Que la notion de « bon sauvage » chère à Jean-Jacques Rousseau puisse paraître vraiment naïve de nos jours, après l’émergence des sciences humaines et des relatives désillusions qu’elles ont apportées quant à l’ambivalence humaine (eros et thanatos, la violence mimétique, etc…) ne choque plus outre mesure, l’auteur romantique se trouve d’ailleurs naturellement excusé au vu du siècle d’où il avait été victime d’une pareille méprise…
Il est par contre plus difficile d’admettre certaines postures de la part d’un scientifique contemporain tel que Claude Levi-Strauss : « Peut-être découvrirons-nous un jour que la même logique est à l’œuvre dans la pensée mythique et dans la pensée scientifique, et que l’homme a toujours pensé aussi bien » (Anthropologie structurale); « Le propre de la pensée sauvage est d’être intemporelle »; « J’ai l’intelligence néolithique »… Toutes ces citations, nombreuses et si convergentes, nous montrent du doigt, mettent à l’index, jettent même l’anathème sur cette civilisation « industrielle » occidentale qui est la nôtre. L’anthropologue détesterait notre société technicienne qu’il ne parlerait pas autrement : « La civilisation occidentale s’est entièrement tournée, depuis deux ou trois siècles, vers la mise à disposition de l’homme de moyens mécaniques de plus en plus puissants », comme si notre société pouvait se réduire à la mécanisation, à la quantification et à la robotisation alors même que derrière ces concepts se sont accumulés des siècles de découvertes scientifiques et l’élaboration de méthodologies, de protocoles et de systèmes de raisonnements de plus en plus sophistiqués…
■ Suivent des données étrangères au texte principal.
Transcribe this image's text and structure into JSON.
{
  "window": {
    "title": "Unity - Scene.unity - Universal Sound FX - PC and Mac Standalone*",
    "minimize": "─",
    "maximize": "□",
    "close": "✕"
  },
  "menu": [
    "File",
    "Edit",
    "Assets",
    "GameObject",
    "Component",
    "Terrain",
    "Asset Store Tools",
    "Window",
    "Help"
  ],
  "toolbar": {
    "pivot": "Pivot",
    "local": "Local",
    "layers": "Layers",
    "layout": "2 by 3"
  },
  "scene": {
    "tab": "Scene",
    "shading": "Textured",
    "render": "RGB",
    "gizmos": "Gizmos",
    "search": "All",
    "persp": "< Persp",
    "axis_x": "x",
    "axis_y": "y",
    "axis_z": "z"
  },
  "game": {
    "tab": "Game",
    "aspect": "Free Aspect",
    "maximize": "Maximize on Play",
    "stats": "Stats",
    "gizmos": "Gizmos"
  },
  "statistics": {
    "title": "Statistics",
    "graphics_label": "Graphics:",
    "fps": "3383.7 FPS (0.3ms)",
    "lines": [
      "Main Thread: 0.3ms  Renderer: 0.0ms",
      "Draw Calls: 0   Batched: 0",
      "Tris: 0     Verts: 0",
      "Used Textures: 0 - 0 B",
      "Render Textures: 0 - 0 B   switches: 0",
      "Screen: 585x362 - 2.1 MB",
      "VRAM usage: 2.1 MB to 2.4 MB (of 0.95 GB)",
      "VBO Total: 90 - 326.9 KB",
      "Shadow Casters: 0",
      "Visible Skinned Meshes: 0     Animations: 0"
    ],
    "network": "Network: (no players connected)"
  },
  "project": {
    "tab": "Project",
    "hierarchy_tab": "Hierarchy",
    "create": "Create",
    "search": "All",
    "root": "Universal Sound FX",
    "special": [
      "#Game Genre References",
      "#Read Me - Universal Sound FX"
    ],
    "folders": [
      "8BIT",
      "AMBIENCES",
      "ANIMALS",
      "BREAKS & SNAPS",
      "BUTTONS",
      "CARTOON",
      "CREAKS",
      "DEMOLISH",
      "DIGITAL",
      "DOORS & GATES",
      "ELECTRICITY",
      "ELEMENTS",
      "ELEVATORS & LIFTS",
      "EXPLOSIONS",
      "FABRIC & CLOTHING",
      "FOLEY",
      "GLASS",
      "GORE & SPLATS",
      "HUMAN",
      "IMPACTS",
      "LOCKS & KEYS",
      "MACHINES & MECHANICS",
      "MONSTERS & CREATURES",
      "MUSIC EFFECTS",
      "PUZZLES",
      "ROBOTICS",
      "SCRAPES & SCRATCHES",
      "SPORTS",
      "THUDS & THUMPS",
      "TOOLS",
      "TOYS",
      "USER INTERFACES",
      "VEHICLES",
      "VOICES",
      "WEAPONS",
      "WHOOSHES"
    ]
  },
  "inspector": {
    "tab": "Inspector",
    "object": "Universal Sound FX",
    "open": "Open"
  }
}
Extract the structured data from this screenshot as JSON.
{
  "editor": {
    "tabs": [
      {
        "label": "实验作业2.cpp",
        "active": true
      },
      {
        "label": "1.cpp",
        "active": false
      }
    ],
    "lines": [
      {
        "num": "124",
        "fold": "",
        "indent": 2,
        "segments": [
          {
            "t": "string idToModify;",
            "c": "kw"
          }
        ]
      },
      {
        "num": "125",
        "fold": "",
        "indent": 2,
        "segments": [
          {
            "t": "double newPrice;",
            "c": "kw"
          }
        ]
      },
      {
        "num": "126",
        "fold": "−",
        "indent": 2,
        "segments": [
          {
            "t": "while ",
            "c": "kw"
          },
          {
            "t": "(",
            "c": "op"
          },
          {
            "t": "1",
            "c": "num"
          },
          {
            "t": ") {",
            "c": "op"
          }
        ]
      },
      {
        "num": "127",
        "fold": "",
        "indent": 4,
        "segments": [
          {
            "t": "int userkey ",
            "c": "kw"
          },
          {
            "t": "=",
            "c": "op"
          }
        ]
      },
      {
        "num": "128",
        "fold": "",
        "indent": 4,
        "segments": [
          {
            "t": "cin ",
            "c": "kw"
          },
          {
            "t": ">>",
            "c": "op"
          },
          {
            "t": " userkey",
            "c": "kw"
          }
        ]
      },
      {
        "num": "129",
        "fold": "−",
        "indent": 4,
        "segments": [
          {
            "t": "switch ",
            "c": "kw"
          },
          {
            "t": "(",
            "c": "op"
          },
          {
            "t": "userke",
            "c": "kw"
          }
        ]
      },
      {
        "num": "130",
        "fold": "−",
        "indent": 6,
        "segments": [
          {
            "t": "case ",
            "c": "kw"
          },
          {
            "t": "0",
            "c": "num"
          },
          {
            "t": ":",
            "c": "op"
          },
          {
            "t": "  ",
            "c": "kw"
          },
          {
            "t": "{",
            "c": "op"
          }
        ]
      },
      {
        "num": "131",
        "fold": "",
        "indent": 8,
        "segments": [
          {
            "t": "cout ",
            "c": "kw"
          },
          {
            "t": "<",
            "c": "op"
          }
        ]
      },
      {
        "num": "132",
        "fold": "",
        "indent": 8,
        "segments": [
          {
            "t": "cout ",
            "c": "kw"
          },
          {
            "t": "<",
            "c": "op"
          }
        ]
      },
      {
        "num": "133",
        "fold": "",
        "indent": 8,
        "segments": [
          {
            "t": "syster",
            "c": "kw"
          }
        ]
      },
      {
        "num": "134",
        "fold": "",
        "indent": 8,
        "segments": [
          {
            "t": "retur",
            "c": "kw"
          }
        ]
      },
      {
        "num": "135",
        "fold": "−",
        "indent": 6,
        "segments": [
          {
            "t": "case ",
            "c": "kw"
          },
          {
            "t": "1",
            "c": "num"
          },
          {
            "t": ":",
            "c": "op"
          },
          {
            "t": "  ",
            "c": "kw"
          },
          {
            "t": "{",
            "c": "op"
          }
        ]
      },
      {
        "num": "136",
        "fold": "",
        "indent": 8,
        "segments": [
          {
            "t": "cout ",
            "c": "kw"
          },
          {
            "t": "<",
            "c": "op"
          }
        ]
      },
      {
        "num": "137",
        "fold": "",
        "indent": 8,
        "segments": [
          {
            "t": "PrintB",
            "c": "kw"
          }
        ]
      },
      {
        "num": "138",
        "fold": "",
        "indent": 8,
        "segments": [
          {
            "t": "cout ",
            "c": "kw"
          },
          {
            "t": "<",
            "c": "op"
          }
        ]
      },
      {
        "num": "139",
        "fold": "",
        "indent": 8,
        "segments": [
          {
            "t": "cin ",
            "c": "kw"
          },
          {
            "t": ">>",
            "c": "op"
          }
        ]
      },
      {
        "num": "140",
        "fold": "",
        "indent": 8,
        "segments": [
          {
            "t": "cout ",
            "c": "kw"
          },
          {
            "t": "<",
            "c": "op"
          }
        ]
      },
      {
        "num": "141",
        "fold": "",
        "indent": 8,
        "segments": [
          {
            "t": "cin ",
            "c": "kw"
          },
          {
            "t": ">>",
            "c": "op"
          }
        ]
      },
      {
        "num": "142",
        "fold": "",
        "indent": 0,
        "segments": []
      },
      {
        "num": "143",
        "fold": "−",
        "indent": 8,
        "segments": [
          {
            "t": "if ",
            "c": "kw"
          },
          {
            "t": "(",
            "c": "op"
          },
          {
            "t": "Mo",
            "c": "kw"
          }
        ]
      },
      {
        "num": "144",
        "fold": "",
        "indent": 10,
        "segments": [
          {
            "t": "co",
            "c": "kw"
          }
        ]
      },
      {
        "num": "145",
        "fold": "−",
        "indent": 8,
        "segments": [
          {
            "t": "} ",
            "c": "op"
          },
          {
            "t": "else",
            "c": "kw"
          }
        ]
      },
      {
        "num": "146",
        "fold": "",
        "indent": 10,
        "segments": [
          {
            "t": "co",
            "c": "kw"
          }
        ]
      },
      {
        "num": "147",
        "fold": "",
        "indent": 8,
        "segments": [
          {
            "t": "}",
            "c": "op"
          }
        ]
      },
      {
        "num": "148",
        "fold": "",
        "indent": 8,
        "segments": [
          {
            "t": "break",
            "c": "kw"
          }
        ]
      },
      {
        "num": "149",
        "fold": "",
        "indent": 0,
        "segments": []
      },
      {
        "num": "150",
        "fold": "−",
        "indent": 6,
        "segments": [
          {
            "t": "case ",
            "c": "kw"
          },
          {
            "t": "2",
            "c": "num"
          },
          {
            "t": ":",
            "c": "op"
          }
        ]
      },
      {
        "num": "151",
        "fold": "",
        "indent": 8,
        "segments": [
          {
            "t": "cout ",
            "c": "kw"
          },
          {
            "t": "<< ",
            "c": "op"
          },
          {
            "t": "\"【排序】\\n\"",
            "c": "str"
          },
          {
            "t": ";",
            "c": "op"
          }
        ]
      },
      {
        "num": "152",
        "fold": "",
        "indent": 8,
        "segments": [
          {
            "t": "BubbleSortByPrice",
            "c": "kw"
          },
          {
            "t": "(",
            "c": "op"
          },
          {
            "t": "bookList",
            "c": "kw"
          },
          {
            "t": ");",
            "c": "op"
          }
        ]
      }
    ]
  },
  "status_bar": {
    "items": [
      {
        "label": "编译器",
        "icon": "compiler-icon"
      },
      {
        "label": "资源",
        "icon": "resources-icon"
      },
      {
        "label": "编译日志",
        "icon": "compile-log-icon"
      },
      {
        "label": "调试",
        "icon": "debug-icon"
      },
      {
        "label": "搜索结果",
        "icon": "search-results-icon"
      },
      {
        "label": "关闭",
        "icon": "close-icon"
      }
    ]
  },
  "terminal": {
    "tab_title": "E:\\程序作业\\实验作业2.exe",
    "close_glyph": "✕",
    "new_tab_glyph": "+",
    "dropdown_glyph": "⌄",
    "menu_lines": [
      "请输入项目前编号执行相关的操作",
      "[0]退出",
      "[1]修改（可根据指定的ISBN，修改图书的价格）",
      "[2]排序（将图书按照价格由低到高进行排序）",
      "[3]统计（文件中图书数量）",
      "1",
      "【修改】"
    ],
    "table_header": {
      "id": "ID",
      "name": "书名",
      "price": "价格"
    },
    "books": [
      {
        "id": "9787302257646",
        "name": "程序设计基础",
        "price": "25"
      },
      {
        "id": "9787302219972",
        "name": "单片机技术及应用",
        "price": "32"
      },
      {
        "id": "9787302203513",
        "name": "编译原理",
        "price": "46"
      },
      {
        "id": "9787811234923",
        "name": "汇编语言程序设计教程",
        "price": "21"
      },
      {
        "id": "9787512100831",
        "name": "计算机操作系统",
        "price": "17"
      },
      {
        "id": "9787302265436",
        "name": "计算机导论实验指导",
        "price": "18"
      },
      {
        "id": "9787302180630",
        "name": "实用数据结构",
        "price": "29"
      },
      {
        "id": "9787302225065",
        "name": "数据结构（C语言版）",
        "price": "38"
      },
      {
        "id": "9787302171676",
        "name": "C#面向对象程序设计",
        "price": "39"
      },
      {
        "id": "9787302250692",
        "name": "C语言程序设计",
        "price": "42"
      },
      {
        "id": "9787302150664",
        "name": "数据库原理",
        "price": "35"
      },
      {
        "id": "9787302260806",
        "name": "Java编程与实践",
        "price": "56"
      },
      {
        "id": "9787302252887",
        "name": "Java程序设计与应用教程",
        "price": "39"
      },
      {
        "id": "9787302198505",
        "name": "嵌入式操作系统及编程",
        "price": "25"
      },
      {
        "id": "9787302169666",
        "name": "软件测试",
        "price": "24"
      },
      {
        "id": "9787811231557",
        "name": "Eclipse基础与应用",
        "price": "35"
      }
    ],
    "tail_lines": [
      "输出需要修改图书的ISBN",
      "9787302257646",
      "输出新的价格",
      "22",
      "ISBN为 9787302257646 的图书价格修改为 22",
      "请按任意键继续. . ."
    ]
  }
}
La logique cartésienne a constitué un énorme pas en avant dans l’objectivité et la compréhension du réel. Et voila que la logique systémique se propose de la supplanter pour améliorer encore un peu plus notre façon de réfléchir et d’envisager la complexité. En fait, sans cesse l’homme recherche, décortique, invente par bribes et améliore sa compréhension et sa maîtrise du réel et ce n’est pas la moindre des qualités de la société industrielle que d’avoir développé cette curiosité scientifique, cette culture humaniste, cette soif quasi pathologique de comprendre le pourquoi des choses qui nous entourent avec des moyens appropriés, et cette obsession maladive de tout transmettre aux générations suivantes sans en perdre une miette (nous sommes même devenus les champions du « progrès cumulatif », n’en déplaise à l’auteur !). Est-ce seulement le culte de la mécanisation ? Est-ce seulement la course à la « quantité d’énergie disponible par individu » dont parle l’ethnologue ? N’est ce pas profondément réducteur ? Jean Baudrillard voit dans le progrès scientifique la manifestation d’une pulsion autrement plus fondamentale, infra culturelle et puissante : la lutte contre la mort…
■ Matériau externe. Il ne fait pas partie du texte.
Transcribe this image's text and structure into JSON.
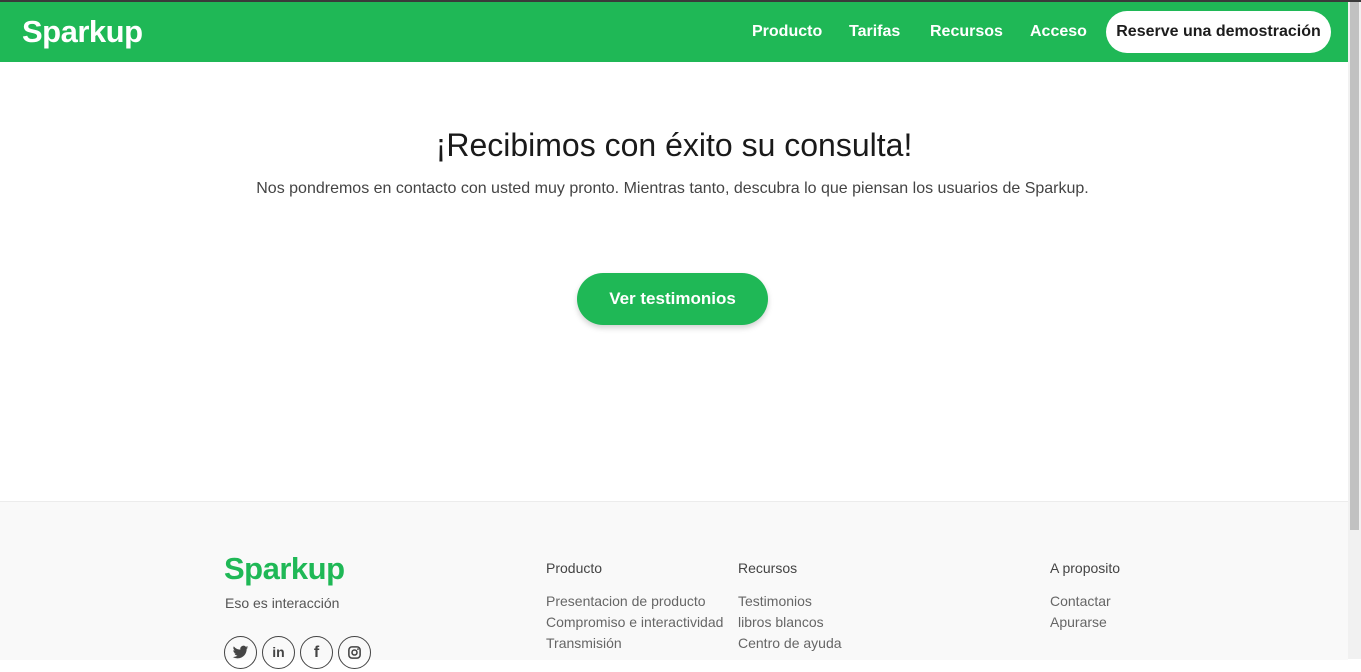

A partir de telles sentences, il est tout à fait logique que Claude Levi-Strauss estime impossible de hiérarchiser les cultures et d’admettre la « relative supériorité » de la société occidentale actuelle. Pourtant, et sans remettre en cause les apports déterminants de l’auteur en matière d’analyse structuraliste (de la parenté, de l’Oedipe, etc…), de telles postures ne revêtent absolument rien de scientifique. Elles défraient même la logique, si tant est que l’on puisse raisonner en dehors de toute morale, ne serait-ce que momentanément, et il faut espérer que oui. Elles ne sont d’ailleurs que des injonctions moralisantes, avec toute la toxicité qu’elles comportent à vouloir se substituer au discours scientifique parce qu’elles l’accompagnent…
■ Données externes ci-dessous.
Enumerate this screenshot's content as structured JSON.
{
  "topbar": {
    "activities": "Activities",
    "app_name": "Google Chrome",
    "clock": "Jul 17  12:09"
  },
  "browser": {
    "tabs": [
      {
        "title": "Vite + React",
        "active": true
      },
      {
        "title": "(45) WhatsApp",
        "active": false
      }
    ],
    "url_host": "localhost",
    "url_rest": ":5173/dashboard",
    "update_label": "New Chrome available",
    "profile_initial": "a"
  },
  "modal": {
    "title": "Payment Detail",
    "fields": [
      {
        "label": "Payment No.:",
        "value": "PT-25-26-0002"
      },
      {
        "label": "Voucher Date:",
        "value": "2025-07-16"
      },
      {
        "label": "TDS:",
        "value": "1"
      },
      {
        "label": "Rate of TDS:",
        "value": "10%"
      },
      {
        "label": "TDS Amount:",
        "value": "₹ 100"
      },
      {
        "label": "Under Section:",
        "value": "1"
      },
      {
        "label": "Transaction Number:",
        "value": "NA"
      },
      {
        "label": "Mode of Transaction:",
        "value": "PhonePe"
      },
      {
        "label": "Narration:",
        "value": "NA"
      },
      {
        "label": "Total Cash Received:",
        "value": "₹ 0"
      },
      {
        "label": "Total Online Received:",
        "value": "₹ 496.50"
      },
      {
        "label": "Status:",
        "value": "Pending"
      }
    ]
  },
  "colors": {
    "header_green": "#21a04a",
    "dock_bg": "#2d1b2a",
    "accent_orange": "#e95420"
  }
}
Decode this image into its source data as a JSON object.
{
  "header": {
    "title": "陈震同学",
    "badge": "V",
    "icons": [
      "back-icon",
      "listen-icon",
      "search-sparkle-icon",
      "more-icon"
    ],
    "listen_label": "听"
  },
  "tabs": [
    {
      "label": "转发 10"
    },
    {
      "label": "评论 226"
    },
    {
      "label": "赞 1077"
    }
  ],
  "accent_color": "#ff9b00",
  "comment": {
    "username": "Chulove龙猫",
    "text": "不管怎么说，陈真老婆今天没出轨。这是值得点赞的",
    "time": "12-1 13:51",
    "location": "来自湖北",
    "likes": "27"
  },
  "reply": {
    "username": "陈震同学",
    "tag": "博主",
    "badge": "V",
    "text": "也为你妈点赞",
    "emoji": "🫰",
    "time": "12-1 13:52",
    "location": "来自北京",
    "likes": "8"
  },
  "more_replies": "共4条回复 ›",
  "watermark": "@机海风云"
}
Peut-être que tout cela part d’un bon sentiment (à moins que ce soit une formation réactionnelle à la pitié qu’inspirent les cultures non occidentales ?), dans une période ou le post colonialisme distille du remords à n’en plus finir (et il faut lire P.Bruckner à ce sujet !), mais Morale et Science doivent se compléter, chacune dans son propre rôle, et non pas se confondre dans une discipline aléatoire qui dessert l’objectivité scientifique d’un côté, pour ne gagner qu’une éthique bancale et artificielle de l’autre… Toute une génération d’étudiants façonnée par la pensée de Claude Levi-Strauss aura grandi dans une sorte de culte de la haine de la société occidentale, industrielle, scientifique et humaniste. Comment s’étonner ensuite que certains sociologues et historiens (Baudrillard, Gaucher, Finkielkraut…) déplorent que l’attrait pour la science s’effrite, que l’esprit humaniste s’effiloche, que le culte de la conversation érudite se raréfie, que l’esprit critique se noie dans un relativisme envahissant ?
Il faut retrouver le courage de la critique, et donc de la comparaison, sans tuer en nous la morale qui nous a trop souvent été inculquée, mais en la remettant à sa juste place de garde fou ! Il faut oser suggérer que, entre autres exemples, le taux de mortalité infantile, la solidarité vis à vis des plus faibles, le droit des femmes, la quantité de savoir et la capacité à le partager à la génération présente et à le transmettre aux suivantes, ou encore la compréhension du réel et son niveau de maîtrise, sont des dimensions tangibles et objectives sur lesquelles comparer les différentes civilisations n’est pas un exercice bêtement ethnocentrique. Comparer les civilisations sur ces dimensions relève au contraire d’une approche beaucoup plus fonctionnelle : quelle peut-être en effet la fonction d’une société si ce n’est d’assurer sa survie et son confort via celui de ses membres ?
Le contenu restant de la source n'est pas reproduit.